Anche in questo caso, il tratto distintivo del linfoma non Hodgkin è l’ingrossamento non doloroso dei linfonodi in diverse sedi. A livello addominale possono comparire gonfiore e aumento del volume di milza o stomaco, mentre a livello toracico possono insorgere tosse, dolore al petto e fiato corto. Se il linfoma è diffuso nel sistema nervoso, ci possono essere mal di testa, debolezza e difficoltà di parola. In generale possono comparire anche sudorazione notturna, prurito irrefrenabile, febbricola, inappetenza, stanchezza.
Come si diagnostica?
Il medico esegue una visita per verificare la presenza dei segni tipici della malattia.

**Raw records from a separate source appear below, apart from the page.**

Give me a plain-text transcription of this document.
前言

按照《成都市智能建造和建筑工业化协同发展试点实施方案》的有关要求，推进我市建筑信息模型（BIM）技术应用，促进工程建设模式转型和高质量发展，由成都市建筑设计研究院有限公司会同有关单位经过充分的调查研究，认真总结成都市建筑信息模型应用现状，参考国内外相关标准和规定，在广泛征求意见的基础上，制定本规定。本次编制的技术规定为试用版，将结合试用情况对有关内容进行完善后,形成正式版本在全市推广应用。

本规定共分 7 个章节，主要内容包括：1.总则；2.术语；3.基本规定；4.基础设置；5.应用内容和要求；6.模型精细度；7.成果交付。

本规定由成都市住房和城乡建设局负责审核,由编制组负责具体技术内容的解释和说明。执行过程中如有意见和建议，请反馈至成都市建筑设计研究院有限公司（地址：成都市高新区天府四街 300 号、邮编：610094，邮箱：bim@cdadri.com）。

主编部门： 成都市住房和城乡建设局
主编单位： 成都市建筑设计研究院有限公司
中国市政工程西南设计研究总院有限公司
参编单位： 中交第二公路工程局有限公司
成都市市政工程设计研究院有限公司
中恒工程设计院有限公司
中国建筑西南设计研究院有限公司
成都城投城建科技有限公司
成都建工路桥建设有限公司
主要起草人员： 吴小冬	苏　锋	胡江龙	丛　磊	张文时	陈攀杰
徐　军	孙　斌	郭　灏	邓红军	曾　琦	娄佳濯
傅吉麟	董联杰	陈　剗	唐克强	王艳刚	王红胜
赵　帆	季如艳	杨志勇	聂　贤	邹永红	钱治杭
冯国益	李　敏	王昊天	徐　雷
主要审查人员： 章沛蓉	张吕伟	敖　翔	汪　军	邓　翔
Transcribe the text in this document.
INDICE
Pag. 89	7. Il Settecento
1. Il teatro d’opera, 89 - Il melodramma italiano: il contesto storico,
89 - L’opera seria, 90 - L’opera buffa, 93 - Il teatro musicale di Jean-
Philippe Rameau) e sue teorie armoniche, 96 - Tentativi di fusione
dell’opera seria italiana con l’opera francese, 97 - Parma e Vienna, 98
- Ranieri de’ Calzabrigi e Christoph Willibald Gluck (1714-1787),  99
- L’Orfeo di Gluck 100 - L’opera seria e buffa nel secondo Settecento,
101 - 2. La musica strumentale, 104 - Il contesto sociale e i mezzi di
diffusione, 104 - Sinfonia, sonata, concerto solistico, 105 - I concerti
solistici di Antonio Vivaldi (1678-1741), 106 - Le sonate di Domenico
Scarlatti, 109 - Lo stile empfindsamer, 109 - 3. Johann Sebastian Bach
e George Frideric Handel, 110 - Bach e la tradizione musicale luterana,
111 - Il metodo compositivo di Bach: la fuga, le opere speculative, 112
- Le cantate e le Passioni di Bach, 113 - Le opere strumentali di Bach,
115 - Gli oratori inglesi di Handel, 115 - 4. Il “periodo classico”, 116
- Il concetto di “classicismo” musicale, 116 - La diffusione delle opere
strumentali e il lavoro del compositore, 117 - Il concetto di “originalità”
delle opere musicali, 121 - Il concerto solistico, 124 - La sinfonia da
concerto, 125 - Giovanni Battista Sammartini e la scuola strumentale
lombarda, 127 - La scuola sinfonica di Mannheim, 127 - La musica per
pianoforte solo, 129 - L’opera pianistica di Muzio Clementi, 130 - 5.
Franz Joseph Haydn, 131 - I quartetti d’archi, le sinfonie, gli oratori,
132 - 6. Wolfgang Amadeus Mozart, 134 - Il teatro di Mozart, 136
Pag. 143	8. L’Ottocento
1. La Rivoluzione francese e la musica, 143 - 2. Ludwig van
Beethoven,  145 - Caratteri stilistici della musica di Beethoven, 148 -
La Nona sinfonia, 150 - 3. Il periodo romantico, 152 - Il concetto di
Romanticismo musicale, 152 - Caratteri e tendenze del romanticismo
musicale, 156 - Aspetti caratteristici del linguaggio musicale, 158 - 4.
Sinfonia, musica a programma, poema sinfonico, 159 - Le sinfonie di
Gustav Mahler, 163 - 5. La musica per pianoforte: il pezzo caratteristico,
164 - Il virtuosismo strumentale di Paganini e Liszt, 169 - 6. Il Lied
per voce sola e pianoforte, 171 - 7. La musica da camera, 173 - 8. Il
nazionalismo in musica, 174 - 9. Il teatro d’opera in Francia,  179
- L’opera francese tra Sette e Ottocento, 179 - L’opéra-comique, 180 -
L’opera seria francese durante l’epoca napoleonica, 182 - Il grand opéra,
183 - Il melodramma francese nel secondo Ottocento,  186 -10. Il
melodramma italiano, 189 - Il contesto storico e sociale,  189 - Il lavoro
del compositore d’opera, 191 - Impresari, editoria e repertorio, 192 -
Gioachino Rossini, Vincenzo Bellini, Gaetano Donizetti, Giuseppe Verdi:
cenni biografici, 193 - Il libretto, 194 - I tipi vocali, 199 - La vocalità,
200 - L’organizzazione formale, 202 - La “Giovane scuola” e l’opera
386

Nel caso in cui ci fosse un sospetto clinico, prescrive alcuni esami di approfondimento. Primo fra tutti la biopsia dei linfonodi, che consente di prelevare e analizzare un campione di tessuto. Quest’ultimo viene anche sottoposto a test molecolari, in grado di stabilire il tipo di neoplasia in questione. A oggi, infatti, sono state identificate più di 40 forme di linfoma non Hodgkin. Per stabilire, poi, l’estensione della malattia sono necessari radiografie, TC, risonanza magnetica, ecografia, PET. Anche l’esame del sangue può aiutare a formulare una diagnosi: in presenza di linfoma non Hodgkin, infatti, si possono riscontrare livelli anomali di globuli bianchi, globuli rossi e piastrine, VES e lattato deidrogenasi (LDH).
Come si cura?
Le terapie più frequenti sono la chemioterapia e la radioterapia, da sole o combinate. Negli ultimi anni la prognosi di questa malattia è ulteriormente migliorata grazie all’impiego di anticorpi monoclonali. Ad esempio per il linfoma diffuso a grandi cellule B, che è uno dei linfomi non Hodgkin più aggressivi, si opta per chemio-immunoterapia R-Chop, costituita dalla chemioterapia con ciclofosfamide, doxorubicina, vincristina più il farmaco steroideo prednisone, alla quale si associa l’anticorpo monoclonale rituximab. Grazie a questo regime, circa il 70% dei pazienti ottiene una remissione della malattia. Per chi non risponde al trattamento sono previsti una chemioterapia ad alte dosi e il trapianto di cellule staminali.